Las termitas son unos seres sorprendentes. Entre otras llamativas características, estos insectos viven en colonias que pueden alcanzar los dos millones de individuos y cuentan con especies que, en las áridas sabanas de África y Australia, construyen montículos de tierra de entre dos y seis metros altura y de hasta mil metros cúbicos de volumen que les sirven como confortables nidos termorregulados.
Otro dato que puede sorprender a más de uno es que todas las acciones que realizan estos minúsculos animales están programadas genéticamente. Su sistema nervioso no está lo suficientemente desarrollado como para tener la facultad de aprender y, por tanto, no son capaces de adaptar su patrón de conducta a una situación dada. Se limitan a responder a los estímulos que reciben del exterior con la solución indicada en su código genético. Pero entonces, ¿cómo se las apañan para construir sus mastodónticos nidos?En el recomendable libro Cómo el Homo se convirtió en Sapiens del catedrático de Ciencia Cognitiva sueco Peter Gärdenfors se puede encontrar la explicación: “Otro ejemplo intrincado lo constituye el modo como las termitas construyen sus montículos. Se trata de estructuras complejas con muchas bóvedas y pasadizos. No obstante, no hay un arquitecto que diseñe la planta ni un capataz que esté al mando de la obra. Las termitas no tienen “ilustración” alguna de lo que están haciendo. Ruedan sus masas de barro que, desde el principio, se colocan al azar. Las bolas de barro o arcilla contienen una fragancia que es irresistible. A las termitas les gusta dejar sus bolas donde la fragancia es más fuerte. En realidad, esto es lo único que las guía.
David Sucunza Sáenz
Categoría: Ciencia, Biología, Ecología
2 comentarios:
Me llama la atención ese mecanismo tan simple generador de complejidad (algunos hablarían de propiedad emergente): «a las termitas les gusta dejar sus bolas donde la fragancia es más fuerte». Y eso basta para que sean capaces de levantar el termitero, sin necesidad de arquitecto. Si lo trasladamos al ámbito humano, queda claro que no seríamos capaces de hacer nada parecido. Muy probablemente, los obreros acabarían a palos discutiendo por sus bolas, y no sería de extrañar que algunos hiciesen desaparecer, secretamente, las bolas del compañero para dejar las suyas —mucho mejores— en el lugar más señalado. Está claro que la organización social del hombre, cuando existe, no es ninguna propiedad emergente.

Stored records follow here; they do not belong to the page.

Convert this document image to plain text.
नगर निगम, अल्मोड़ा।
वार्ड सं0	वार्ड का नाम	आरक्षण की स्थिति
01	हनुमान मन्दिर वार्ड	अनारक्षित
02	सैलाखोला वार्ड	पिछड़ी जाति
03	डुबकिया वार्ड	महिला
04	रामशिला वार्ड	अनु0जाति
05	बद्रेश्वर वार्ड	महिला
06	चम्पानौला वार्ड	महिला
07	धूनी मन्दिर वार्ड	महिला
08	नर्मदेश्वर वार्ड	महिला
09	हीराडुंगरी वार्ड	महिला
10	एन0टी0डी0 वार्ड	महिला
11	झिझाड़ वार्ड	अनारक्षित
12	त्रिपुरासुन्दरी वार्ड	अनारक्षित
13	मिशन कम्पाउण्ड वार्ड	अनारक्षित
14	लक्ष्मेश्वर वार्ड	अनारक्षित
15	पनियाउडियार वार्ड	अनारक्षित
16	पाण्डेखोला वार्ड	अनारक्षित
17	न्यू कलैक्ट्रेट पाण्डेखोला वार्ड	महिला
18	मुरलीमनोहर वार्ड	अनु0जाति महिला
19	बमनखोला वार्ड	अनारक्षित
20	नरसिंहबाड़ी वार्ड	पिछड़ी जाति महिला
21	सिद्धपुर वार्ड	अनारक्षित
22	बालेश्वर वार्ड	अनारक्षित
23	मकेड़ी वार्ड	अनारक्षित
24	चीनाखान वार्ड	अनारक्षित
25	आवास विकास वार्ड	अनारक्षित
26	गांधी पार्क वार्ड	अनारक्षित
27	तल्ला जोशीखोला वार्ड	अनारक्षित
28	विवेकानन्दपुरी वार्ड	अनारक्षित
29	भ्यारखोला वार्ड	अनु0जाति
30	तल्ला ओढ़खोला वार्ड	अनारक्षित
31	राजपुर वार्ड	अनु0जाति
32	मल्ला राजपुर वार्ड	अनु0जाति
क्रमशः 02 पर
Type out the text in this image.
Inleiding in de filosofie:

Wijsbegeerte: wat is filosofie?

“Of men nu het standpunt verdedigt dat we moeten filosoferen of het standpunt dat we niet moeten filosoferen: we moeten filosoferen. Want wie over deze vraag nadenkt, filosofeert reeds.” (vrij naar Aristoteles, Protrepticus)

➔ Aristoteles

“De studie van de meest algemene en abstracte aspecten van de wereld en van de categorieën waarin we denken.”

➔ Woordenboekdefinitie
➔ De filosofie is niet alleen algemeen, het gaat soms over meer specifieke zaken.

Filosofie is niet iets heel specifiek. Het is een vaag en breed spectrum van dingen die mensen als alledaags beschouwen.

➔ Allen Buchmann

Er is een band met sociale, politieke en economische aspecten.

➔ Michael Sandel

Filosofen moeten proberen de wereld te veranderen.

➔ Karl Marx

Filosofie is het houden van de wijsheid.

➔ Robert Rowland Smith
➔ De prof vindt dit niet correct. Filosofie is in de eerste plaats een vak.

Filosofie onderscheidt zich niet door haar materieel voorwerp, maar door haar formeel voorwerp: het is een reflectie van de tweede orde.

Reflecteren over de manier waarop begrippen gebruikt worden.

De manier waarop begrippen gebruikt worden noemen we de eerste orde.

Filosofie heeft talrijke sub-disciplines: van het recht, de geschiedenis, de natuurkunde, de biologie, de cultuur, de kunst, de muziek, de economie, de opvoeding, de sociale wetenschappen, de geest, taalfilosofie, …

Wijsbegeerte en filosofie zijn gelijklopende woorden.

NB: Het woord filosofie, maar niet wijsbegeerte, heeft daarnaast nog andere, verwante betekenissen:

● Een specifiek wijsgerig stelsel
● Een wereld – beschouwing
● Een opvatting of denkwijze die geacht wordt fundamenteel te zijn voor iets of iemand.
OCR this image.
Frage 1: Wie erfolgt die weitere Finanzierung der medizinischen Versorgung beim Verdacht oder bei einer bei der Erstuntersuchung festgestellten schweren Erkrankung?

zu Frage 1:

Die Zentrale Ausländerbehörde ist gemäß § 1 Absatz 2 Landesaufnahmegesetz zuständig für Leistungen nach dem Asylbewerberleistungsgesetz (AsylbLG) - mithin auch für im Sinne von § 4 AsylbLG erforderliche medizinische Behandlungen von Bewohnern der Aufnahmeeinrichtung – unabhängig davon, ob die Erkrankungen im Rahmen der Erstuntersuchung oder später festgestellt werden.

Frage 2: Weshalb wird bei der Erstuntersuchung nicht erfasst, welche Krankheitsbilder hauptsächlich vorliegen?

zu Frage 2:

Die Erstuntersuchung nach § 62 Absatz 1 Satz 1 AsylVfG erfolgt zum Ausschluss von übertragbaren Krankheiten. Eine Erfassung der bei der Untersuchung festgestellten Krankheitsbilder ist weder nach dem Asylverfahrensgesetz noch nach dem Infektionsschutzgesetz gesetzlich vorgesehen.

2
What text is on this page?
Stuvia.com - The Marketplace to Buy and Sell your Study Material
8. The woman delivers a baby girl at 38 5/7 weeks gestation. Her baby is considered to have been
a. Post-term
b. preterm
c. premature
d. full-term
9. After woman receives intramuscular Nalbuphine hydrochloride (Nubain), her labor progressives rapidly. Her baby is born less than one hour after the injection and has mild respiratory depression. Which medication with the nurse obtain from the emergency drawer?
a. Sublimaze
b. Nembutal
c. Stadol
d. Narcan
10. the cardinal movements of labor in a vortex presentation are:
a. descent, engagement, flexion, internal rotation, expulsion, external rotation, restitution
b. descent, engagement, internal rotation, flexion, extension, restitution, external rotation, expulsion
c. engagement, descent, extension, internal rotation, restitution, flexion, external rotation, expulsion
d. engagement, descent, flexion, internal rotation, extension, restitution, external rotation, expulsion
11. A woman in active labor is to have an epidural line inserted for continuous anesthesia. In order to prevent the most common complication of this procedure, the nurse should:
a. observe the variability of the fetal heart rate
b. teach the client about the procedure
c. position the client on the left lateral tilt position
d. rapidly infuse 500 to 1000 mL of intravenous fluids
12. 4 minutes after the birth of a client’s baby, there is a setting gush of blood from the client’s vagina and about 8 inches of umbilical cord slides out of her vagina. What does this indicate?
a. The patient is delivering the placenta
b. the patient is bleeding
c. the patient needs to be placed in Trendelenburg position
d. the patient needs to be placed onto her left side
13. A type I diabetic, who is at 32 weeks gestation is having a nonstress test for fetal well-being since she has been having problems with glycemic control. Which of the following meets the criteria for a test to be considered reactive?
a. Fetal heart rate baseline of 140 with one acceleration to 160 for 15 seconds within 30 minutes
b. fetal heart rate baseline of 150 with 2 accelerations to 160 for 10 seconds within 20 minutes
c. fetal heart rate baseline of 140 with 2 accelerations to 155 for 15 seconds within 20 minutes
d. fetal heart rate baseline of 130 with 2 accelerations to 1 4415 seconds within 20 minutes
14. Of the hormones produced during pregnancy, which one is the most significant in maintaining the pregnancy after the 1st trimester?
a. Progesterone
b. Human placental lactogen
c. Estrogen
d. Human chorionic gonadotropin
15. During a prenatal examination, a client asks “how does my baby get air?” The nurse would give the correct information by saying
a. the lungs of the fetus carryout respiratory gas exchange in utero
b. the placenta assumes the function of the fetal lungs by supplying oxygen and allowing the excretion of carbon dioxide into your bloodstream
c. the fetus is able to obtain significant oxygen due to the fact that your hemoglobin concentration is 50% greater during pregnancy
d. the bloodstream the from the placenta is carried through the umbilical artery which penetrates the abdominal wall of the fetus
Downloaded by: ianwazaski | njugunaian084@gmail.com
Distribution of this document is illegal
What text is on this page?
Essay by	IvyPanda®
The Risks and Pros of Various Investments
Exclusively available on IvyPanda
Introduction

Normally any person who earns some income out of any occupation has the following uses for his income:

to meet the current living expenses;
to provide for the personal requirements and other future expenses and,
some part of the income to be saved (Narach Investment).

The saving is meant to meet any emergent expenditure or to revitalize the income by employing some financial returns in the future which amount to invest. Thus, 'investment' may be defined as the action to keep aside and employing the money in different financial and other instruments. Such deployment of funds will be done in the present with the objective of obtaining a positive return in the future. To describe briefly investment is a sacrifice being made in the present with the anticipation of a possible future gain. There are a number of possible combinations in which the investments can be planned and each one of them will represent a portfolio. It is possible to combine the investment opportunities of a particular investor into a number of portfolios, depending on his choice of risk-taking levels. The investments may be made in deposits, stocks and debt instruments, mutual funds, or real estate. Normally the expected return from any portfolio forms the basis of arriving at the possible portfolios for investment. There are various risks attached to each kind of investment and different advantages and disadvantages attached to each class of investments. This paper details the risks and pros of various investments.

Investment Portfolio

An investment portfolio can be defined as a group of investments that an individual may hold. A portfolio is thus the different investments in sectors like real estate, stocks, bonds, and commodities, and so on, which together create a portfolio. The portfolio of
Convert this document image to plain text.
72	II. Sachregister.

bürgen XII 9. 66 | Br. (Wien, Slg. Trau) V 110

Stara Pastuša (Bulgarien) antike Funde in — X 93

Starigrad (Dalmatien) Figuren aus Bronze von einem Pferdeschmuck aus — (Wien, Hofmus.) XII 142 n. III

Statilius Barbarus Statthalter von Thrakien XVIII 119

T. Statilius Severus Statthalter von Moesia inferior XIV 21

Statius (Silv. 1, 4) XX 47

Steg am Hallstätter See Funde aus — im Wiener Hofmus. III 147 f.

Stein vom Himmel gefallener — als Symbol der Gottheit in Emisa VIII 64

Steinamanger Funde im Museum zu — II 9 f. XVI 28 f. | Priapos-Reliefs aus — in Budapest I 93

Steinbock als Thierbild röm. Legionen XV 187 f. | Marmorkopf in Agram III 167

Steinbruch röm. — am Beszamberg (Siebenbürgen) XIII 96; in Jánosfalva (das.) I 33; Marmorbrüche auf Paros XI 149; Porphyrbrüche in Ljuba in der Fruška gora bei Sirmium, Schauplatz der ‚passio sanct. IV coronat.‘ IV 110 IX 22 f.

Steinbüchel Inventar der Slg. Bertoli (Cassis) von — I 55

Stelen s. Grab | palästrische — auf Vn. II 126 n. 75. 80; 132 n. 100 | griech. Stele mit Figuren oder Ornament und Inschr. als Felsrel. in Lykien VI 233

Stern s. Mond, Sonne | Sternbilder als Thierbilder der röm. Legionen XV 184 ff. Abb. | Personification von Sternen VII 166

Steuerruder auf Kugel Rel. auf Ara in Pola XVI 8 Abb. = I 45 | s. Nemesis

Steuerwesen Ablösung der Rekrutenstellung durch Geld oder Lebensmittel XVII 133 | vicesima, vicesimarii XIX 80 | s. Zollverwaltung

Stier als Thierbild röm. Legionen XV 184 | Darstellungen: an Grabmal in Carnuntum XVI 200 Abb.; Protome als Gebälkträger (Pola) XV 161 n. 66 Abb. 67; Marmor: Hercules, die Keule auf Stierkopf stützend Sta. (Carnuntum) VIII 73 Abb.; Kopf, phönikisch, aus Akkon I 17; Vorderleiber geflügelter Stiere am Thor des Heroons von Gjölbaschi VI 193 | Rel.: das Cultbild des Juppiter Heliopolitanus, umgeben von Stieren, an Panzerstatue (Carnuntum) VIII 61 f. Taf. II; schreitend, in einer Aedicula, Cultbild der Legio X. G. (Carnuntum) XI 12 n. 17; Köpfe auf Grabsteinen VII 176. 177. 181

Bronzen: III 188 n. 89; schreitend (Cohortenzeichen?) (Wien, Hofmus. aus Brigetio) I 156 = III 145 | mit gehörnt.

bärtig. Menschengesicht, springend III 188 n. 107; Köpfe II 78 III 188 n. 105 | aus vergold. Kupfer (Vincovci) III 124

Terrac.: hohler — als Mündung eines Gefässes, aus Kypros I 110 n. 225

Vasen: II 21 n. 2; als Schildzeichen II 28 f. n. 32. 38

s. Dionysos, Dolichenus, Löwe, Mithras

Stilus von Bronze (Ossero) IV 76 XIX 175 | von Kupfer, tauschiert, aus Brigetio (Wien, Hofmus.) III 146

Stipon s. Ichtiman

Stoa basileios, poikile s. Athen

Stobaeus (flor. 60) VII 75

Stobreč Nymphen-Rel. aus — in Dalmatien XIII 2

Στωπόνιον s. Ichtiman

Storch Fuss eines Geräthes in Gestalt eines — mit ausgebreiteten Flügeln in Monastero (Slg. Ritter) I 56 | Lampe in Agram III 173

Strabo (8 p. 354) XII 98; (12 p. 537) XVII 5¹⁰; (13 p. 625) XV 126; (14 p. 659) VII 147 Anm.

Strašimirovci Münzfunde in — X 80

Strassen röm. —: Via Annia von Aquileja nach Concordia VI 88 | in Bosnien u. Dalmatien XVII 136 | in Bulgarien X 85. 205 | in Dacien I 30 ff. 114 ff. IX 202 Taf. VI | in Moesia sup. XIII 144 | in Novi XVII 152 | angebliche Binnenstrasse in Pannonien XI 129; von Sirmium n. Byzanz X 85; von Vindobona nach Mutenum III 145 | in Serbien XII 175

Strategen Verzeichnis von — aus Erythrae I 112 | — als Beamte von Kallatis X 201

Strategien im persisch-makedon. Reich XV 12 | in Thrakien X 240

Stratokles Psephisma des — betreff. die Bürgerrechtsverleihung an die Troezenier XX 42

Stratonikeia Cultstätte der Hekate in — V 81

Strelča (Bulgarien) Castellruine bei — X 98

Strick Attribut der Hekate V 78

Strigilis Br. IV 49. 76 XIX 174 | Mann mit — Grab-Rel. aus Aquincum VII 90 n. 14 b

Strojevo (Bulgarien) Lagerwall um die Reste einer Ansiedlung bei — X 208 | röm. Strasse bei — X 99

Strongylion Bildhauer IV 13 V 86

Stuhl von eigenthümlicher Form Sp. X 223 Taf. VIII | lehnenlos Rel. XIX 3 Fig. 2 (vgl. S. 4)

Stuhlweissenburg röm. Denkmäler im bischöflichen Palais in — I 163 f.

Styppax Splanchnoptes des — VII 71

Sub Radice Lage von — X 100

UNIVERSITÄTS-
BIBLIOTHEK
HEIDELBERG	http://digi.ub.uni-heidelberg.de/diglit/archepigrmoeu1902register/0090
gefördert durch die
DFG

El otro día oí que los insectos crean sociedades perfectas (bueno, quizás fue en una película de baja calidad, con escenas apocalípticas en las que insectos superdesarrollados acaban con el ser humano). En otros sitios (más serios) se habla de superorganismos. Al parecer, en las sociedades de insectos cada individuo tiene su tarea asignada y su lugar, y no queda sitio para la exclusión social, la depresión, el desempleo, la desorganización. Por otro lado, si un individuo tiene que ser sacrificado por el bien común, el superorganismo no duda en ejecutarlo, porque el individuo nada vale.
Quizá la grandeza de la especie humana resida en su incapacidad; en una complejidad absurda, más allá de lo emergente, que nos arrastra a la ineficacia absoluta. Yo, en cualquier caso, prefiero que siga así.